Are Conservative Christians the New Queers? May 5, 2014

Yesterday I wrote about the decline of anti-gay religion. The context was the recentFaith Angle conference at which speakers and participants discussed the shifting views of Catholics and evangelical Protestants on homosexuality. The one speaker who clearly reaffirmed his belief in the sinfulness of homosexual behavior was Russell Moore, the president of the Southern Baptist Ethics and Religious Liberty Commission. Even he acknowledged that his brethren were becoming more realistic and modest in their approach to the issue.
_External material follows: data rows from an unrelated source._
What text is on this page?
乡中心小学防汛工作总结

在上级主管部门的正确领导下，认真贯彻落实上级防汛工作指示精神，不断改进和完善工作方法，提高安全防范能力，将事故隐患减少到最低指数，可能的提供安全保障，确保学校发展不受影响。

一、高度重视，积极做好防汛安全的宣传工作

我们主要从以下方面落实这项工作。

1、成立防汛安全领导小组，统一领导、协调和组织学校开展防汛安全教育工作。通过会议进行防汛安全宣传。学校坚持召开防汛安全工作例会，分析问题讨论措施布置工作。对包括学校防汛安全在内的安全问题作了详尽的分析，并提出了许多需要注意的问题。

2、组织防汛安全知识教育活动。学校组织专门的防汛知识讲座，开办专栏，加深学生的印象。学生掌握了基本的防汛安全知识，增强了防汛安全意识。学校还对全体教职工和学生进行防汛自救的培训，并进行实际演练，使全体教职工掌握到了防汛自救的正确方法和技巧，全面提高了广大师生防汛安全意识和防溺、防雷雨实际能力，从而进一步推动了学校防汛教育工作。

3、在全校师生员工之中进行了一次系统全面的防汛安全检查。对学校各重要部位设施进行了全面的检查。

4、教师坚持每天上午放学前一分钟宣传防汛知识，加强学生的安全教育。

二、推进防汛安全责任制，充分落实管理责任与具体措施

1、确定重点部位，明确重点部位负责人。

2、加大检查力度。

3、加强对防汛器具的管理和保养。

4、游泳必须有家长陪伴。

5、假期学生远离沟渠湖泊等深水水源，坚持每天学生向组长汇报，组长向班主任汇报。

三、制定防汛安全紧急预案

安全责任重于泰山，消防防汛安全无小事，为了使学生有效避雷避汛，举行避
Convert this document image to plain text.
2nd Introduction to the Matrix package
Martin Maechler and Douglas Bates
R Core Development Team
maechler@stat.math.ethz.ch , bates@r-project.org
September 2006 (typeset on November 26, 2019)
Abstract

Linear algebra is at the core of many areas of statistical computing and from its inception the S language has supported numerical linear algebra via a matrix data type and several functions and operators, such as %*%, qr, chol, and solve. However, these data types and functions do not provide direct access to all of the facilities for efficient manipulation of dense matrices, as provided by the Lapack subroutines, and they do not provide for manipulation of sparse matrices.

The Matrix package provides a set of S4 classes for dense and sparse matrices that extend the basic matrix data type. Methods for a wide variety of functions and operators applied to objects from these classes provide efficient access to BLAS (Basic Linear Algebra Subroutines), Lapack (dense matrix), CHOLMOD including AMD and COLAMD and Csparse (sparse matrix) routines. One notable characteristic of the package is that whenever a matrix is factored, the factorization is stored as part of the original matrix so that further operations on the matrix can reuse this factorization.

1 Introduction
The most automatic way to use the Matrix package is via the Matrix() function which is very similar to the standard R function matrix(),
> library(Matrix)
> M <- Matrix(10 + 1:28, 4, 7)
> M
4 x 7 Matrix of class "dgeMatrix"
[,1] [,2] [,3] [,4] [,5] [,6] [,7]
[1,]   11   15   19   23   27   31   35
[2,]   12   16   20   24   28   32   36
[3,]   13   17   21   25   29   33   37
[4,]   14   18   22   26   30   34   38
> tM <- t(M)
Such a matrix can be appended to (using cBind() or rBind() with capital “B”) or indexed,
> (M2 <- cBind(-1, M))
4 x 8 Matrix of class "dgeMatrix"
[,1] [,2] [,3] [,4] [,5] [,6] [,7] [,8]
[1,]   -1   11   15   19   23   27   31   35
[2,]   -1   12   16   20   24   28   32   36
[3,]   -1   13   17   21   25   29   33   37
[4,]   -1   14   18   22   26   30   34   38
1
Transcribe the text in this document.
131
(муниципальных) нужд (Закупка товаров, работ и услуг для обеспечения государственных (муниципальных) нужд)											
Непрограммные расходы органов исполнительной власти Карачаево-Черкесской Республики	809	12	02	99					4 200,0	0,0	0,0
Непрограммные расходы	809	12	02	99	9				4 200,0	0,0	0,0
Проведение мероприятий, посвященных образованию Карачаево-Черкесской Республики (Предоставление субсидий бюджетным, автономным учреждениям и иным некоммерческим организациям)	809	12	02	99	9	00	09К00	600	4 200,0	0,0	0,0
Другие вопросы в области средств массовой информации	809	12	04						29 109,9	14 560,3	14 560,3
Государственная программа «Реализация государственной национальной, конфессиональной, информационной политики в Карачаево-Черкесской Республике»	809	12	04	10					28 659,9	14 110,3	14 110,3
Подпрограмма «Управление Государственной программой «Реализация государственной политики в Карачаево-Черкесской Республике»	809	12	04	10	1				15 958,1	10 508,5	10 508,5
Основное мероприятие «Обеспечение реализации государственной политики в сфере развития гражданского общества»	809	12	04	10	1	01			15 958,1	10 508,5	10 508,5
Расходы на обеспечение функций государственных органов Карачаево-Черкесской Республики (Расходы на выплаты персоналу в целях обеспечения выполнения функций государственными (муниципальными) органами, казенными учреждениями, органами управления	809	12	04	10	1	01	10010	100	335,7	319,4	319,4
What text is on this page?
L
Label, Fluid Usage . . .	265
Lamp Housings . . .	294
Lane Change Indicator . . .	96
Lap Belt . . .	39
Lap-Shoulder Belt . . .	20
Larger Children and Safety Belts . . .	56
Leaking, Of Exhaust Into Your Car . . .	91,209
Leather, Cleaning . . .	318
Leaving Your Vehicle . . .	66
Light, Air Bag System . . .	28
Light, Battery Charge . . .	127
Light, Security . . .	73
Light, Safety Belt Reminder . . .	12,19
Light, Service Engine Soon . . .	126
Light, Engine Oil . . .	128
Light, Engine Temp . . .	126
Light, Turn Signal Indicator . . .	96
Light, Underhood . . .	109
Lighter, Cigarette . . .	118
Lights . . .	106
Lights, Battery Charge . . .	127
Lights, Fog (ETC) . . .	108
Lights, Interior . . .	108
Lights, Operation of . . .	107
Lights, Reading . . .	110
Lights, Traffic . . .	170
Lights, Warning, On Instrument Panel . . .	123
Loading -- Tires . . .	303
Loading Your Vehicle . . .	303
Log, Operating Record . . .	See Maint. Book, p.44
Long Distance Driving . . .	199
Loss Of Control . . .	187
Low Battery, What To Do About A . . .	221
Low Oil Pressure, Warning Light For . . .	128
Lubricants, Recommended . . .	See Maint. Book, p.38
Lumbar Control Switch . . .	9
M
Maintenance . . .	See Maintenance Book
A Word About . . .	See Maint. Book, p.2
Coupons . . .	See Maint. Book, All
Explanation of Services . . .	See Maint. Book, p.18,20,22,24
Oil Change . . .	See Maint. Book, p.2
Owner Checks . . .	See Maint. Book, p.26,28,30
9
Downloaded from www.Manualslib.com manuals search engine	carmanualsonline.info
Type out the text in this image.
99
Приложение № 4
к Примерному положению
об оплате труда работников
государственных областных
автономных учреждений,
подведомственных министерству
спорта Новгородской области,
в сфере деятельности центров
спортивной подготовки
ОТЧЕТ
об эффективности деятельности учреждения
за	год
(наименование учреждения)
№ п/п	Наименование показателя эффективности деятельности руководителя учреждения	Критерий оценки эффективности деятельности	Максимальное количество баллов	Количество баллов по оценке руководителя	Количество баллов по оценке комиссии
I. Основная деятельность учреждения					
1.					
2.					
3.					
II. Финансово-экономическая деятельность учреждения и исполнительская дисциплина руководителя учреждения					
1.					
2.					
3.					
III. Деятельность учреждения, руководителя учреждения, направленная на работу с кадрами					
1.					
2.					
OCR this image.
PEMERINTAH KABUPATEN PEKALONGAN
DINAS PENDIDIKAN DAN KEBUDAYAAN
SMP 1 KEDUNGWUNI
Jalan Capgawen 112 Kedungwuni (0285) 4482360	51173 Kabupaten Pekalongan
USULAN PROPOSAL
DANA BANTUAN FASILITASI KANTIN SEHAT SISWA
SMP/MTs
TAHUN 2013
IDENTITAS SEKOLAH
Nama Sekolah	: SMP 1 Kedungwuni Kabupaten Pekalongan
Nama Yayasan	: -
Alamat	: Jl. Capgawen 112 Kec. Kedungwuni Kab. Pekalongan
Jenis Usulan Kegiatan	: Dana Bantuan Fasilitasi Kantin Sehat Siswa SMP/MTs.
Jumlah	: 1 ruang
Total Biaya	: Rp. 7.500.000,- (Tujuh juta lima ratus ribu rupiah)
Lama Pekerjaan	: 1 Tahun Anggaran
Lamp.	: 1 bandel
One thing I didn’t write about was Moore’s cultural view of the anti-gay resistance. I’m using the term anti-gay here to mean opposition to homosexual behavior, not to homosexual inclination, since Moore would certainly say that he loves the sinner, gay or straight. What’s striking about Moore’s perspective is that he no longer sees gay people as the deviant minority. The deviants, in his view, are Christians.
I don’t mean that he thinks there’s anything wrong with being Christian. I’m using the technical definition of deviance: divergence from the norm. The new norm is acceptance of homosexuality. Those who disagree are, in Moore’s language, freaks.
“The illusion of a Moral Majority is no longer sustainable in this country,” Moore told the conference participants. Given the country’s cultural transformation, he argued, pursuing “a constitutional amendment for same-sex marriage is a politically ridiculous thing to talk about.”